Wie ich oben bereits erwähnt habe, ist es so ziemlich jedem normalem Menschen möglich, sich eine Meinung über etwas zu bilden. Wir können alle etwas gut oder schlecht finden. Dazu sind wir in der Lage, ohja. Wie fällt es dann manchen Menschen ein, sich selbst so mega geil zu finden, nur weil sie eine Meinung zu irgendwas haben, die sich vielleicht nicht so ganz mit den anderen Meinungen deckt? Das ist nicht individuell oder so. Zum zigtausendsten mal, wir können uns alle eine Meinung bilden. Und was gibt diesen "mutigen Helden" das Recht, ihre Meinung als die Bessere zu deklarieren? Wenn es um klare moralische Sachen geht, zum Beispiel Gleichbehandlung von Menschen und ähnliches, dann hat man ja die moralische Verpflichtung eine bestimmte Meinung zu haben, damit man ein moralisch legitimiertes Leben führen kann. Aber nur weil du Twilight scheiße findest, bist du nicht cooler als irgendwer anders. Genauso bist du nicht krasser als andere, weil du dich für die armen Twilight-Fans einsetzt.
Klar kann man seine Meinung begründen und die Fehler in den zu behandelnden Dingen aufdecken beziehungsweise ihre Stärken hervorheben - das ist übrigens dann eine legitimierte Meinung, die genauso viel gilt wie jede andere legitimierte Meinung -, aber der einfache Fakt, eine bestimmte Meinung zu haben, macht mich nicht zum besseren Menschen. Wie gesagt macht uns unser Kollektiv an Meinungen zu dem, was wir sind, und tragen zur unserer Identität bei. Wir können stolz darauf sein, Meinungen zu besitzen, aber wir dürfen keinen übertrieben Stolz für bestimmte Meinungen empfinden.
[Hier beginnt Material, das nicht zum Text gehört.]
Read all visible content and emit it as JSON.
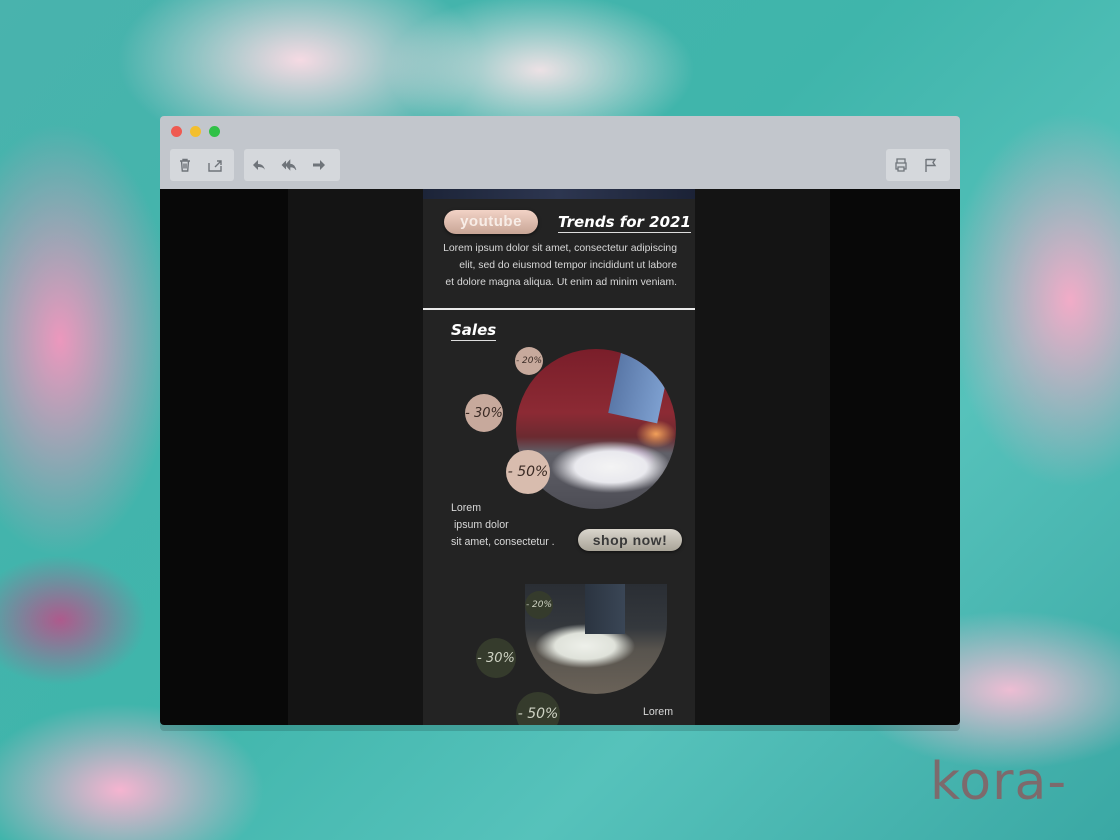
{
  "toolbar": {
    "left_group_1": [
      "trash-icon",
      "share-icon"
    ],
    "left_group_2": [
      "reply-icon",
      "reply-all-icon",
      "forward-icon"
    ],
    "right_group": [
      "print-icon",
      "flag-icon"
    ]
  },
  "email": {
    "youtube_button": "youtube",
    "trends_title": "Trends for 2021",
    "intro_lines": [
      "Lorem ipsum dolor sit amet, consectetur adipiscing",
      "elit, sed do eiusmod tempor incididunt ut labore",
      "et dolore magna aliqua. Ut enim ad minim veniam."
    ],
    "sales_title": "Sales",
    "discounts_1": [
      "- 20%",
      "- 30%",
      "- 50%"
    ],
    "product_1_text": "Lorem\n ipsum dolor\nsit amet, consectetur .",
    "shop_button": "shop now!",
    "discounts_2": [
      "- 20%",
      "- 30%",
      "- 50%"
    ],
    "product_2_text": "Lorem"
  },
  "brand": "kora-",
  "colors": {
    "accent_pink": "#c7a99c",
    "accent_green": "#353b2c",
    "email_bg": "#232323",
    "window_chrome": "#c2c6cc"
  }
}
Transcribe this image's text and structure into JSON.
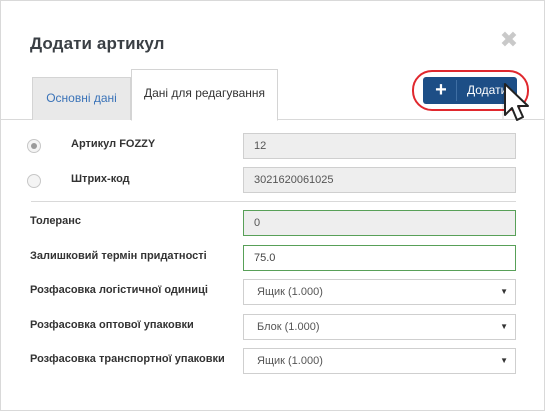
{
  "dialog": {
    "title": "Додати артикул",
    "close_glyph": "✖"
  },
  "tabs": [
    {
      "label": "Основні дані",
      "active": false
    },
    {
      "label": "Дані для редагування",
      "active": true
    }
  ],
  "add_button": {
    "label": "Додати",
    "icon": "plus-icon",
    "highlighted": true
  },
  "form": {
    "article_fozzy": {
      "label": "Артикул FOZZY",
      "value": "12",
      "selected": true
    },
    "barcode": {
      "label": "Штрих-код",
      "value": "3021620061025",
      "selected": false
    },
    "tolerance": {
      "label": "Толеранс",
      "value": "0"
    },
    "shelf_life": {
      "label": "Залишковий термін придатності",
      "value": "75.0"
    },
    "logistic_unit": {
      "label": "Розфасовка логістичної одиниці",
      "value": "Ящик (1.000)"
    },
    "wholesale_pack": {
      "label": "Розфасовка оптової упаковки",
      "value": "Блок (1.000)"
    },
    "transport_pack": {
      "label": "Розфасовка транспортної упаковки",
      "value": "Ящик (1.000)"
    }
  },
  "colors": {
    "primary_button": "#1d4e86",
    "highlight_ring": "#e0282e",
    "valid_border": "#58a058",
    "active_tab_text": "#3a73b8"
  }
}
Apropos Mut zur Meinung: Es muss aufhören, dass Menschen Angst davor haben, ihre Meinung kund zu tun, und dass ab und an doch wirklich Mut dazu gehört, sich für irgendwas auszusprechen.
Ganz spezifisch denke ich da an Sexualität.

Sexualität an sich ist ja schon kompliziert genug. Das binäre Geschlecht (also das man entweder ein Mann oder eine Frau ist) kann in unserer heutigen Gesellschaft nicht mehr so wirklich verwendet werden. Was man zwischen den Beinen findet ist nicht ausschlaggebend!
Man kann sich als Mensch entweder als Frau oder als Mann identifizieren, unabhängig davon, welches biologische Geschlecht hat man hat. Auch der Grad der Identifikation mit einem Geschlecht kann variieren. Beispielsweise seh ich mich eindeutig als Mann, wobei ich aber auch weiß, dass ich ein paar ziemlich weibliche Eigenschaften an mir habe. Das gehört eben zu dem, was ich bin.
Obendrauf kommt noch die sexuelle Orientierung - egal ob man heterosexuell, bisexuell, asexuell (keine Sexulität), heterosexuell aber mit Experimentierfreudigkeit ist, alles hat die gleiche Legitimation in unserer Gesellschaft.
Um wieder zurückzukommen: Es darf nicht sein, dass Menschen sich wegen ihrer Sexualität schämen oder verstecken müssen - genauso wie bei den Meinungen zu irgendwas -, denn alles ist moralisch gesehen genau gleichwertig mit anderem. Keiner hat das Recht, sich höher als andere zu stellen, nur weil sie bestimmte Ansichten vertreten, solange diese moralisch legitim sind.